The Smithsonian Museum Headquarters Washington DC
Photo by: Sara Cottle on Unsplash

A lesson for today. Many years ago, I was transferred to Forrest City, Arkansas. (named after Confederate General Nathan Bedford Forrest) to be the engineering manager at the Yale Hoist manufacturing plant. Our children were about 7 and 9 years old. We were doing our best to give them a broad education while they attended schools that had limited resources with an emphasis on “Deep South” culture.

While we were there a Tutankhamun exhibition of items from the Pharaoh’s tomb was being held in Washington DC, so it seemed like a good idea to make a trip there to expose the children to the exhibition and all of the history and treasures of the numerous museums of the Smithsonian. The exhibition was extremely popular and the crowds attending resulted in lines nearly around the block as the number of people and viewing time was restricted to allow reasonable accommodation for people to study the artifacts. (You can see I had a taste of life today many years ago!)

We kept watching museum information each day hoping we could find a time when the lines were shorter so we would not have to spend valuable vacation time waiting. Finally, on the last afternoon of our visit late in the day we decided; it is now or never- we will just have to stand in line.

We found a parking place on the street to the rear of the museum and started the search to find the entry line. We found a park at the end of the museum with a path through it that led to the front. The path was lined with trees and tall bushes, and in the late afternoon shadows looked rather foreboding. By staying on the sidewalk, we could stay in the open, but it was a long trek and I was in a hurry.

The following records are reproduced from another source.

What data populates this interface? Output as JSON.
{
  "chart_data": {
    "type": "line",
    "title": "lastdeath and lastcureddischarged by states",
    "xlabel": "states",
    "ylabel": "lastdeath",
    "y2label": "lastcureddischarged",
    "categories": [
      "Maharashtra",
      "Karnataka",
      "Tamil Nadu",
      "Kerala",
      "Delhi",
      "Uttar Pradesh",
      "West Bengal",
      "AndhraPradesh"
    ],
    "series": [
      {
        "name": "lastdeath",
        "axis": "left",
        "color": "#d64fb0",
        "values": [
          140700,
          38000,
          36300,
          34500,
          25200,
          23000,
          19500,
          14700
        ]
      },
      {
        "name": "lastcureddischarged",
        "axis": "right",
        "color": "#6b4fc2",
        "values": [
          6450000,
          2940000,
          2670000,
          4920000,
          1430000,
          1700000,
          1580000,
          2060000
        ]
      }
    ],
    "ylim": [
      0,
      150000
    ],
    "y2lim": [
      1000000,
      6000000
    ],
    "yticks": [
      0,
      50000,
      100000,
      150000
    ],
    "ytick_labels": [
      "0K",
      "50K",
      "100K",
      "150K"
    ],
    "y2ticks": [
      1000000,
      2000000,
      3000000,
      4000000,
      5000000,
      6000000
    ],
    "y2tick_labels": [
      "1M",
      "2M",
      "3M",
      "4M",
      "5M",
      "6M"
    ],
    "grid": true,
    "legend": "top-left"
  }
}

Although the kids and even my wife were reticent to take the shortcut, I stubbornly led us onto that route. About halfway through, we came upon a group of workers near the side of the path (remember where our kids were being schooled and who their contacts outside of our home were). Both children and my wife were tense, and even I questioned my decision because we were alone.

As we approached, one of the men called out, “Hey, come here!” By now even my bravado was plunging. “What’s up” I asked? “Come here”, he said again as I edged closer, and then he asked, “Are you going to the exhibition?”. I gulped a “yes” as I cautiously approached. “Here” he said, “I have these four tickets they gave us, and I’m not going to use them. Take them and go to the pre-ticket line. It is much shorter.” I asked if he was selling them, he emphasized, “no”, and refused any money.

In the pre-ticket line there was only a few minutes wait. We had a wonderful visit to the Tutankhamun exhibit and the whole family learned a lot that day. The best and long-lasting lesson was just how thoughtful and wonderful ALL people can be including the African-American buildings and grounds worker, our benefactor! This is especially so now as many people reiterate, how deeply our culture has ingrained our prejudices to the degree that we don’t admit so until we experience an awakening.